Market Flat as Libya Reopens Oil Field And U.S. Shale Gears Up

by Ship & Bunker News Team
Friday December 16, 2016

More evidence that the Organization of the Petroleum Exporting Countries (OPEC) cutback deal may have been oversold came in the form on Thursday of West Texas Intermediate losing 14 cents to settle at $50.90, its lowest close in a week, while Brent early in the session tested the $53 support level but fell as low as $53.15 per barrel before closing at $54.08, down 14 cents from its previous close.

Troy Vincent, an oil analyst at ClipperData, remarked, "We saw some buying because there is too much optimism OPEC will cut output for Brent to trade below $53."

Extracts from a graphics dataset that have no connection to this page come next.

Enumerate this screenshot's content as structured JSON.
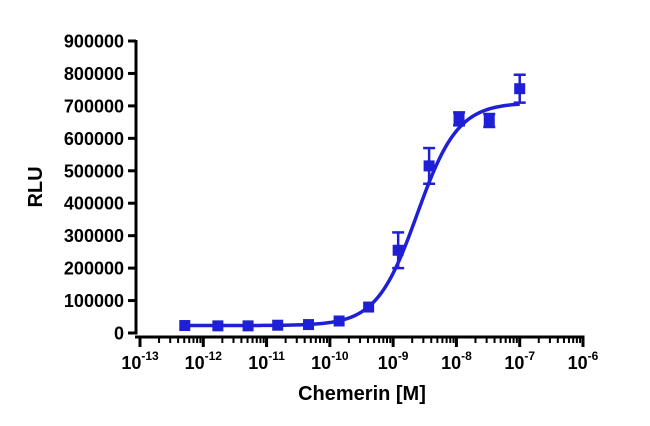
{
  "chart_data": {
    "type": "scatter",
    "title": "",
    "xlabel": "Chemerin [M]",
    "ylabel": "RLU",
    "x_scale": "log10",
    "xlim": [
      1e-13,
      1e-06
    ],
    "ylim": [
      0,
      900000
    ],
    "x_ticks": [
      {
        "base": "10",
        "exp": "-13"
      },
      {
        "base": "10",
        "exp": "-12"
      },
      {
        "base": "10",
        "exp": "-11"
      },
      {
        "base": "10",
        "exp": "-10"
      },
      {
        "base": "10",
        "exp": "-9"
      },
      {
        "base": "10",
        "exp": "-8"
      },
      {
        "base": "10",
        "exp": "-7"
      },
      {
        "base": "10",
        "exp": "-6"
      }
    ],
    "y_ticks": [
      "0",
      "100000",
      "200000",
      "300000",
      "400000",
      "500000",
      "600000",
      "700000",
      "800000",
      "900000"
    ],
    "grid": false,
    "color": "#1f1fd6",
    "series": [
      {
        "points": [
          {
            "x": 5.1e-13,
            "y": 23000,
            "err": 4000
          },
          {
            "x": 1.7e-12,
            "y": 22000,
            "err": 3000
          },
          {
            "x": 5.1e-12,
            "y": 22000,
            "err": 3000
          },
          {
            "x": 1.5e-11,
            "y": 24000,
            "err": 3000
          },
          {
            "x": 4.6e-11,
            "y": 26000,
            "err": 3000
          },
          {
            "x": 1.4e-10,
            "y": 37000,
            "err": 4000
          },
          {
            "x": 4.1e-10,
            "y": 80000,
            "err": 6000
          },
          {
            "x": 1.2e-09,
            "y": 255000,
            "err": 55000
          },
          {
            "x": 3.7e-09,
            "y": 515000,
            "err": 55000
          },
          {
            "x": 1.1e-08,
            "y": 660000,
            "err": 20000
          },
          {
            "x": 3.3e-08,
            "y": 655000,
            "err": 20000
          },
          {
            "x": 1e-07,
            "y": 753000,
            "err": 43000
          }
        ],
        "fit": {
          "bottom": 23000,
          "top": 710000,
          "logEC50": -8.62,
          "hill": 1.35
        }
      }
    ]
  }
}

However, other factors accounted for the losses, such as the strong dollar and reports this week that U.S. shale production is increasing (U.S. Energy Information Administration data shows that crude stockpiles at Cushing, Oklahoma, rose by 1.22 million barrels to 66.5 million in the week ended December 9).

Still, Thursday's performance caused others to discuss impending issues that promise to adversely affect the market in the near future: Audun Martinsen, vice president for oilfield service research at Rystad Energy, told CNBC that, " you need to go back to the '80s to see three consecutive years of investment cuts."

An equally troublesome, but hardly unexpected, development is Libya, one of several OPEC members not bound by the cartel's cutback agreement: its National Oil Corporation (NOC) has vowed to raise production to 900,000 barrels per day (bpd) in the near future and to 1.1 million bpd next year, giving further credence to analysts' worries that the cutback agreement, even if fully implemented, will affect the global glut enough to cause a significant market rebalance.

Even though news on Thursday that a restart of production from the major oil fields of Shartata and El Feel (whose pipelines had been blockaded by tribal leaders) has been delayed, word is that negotiations have led to an agreement to re-open the pipelines, and that output is expected to be gradual, if fragile.

El Sharara is a joint venture between the NOC and Spain's Repsol, with a production capacity of about 370,000 bpd; El Feel is run by the NOC and Italy's ENI with a capacity of about 58,000 bpd.

The recent market declines have caused a resurgence of old criticism against the OPEC cutback, with Sammy Six, senior oil market analyst at S&P Global Platts, noting only a day ago that "Going forward, I think there's a lot of potential for countries not to adhere to their output cuts."

He added that current record production is an attempt to cut "at the highest possible levels," and believes oil will stay in the $55-$60 range until there's more data on actual production and export in 2017.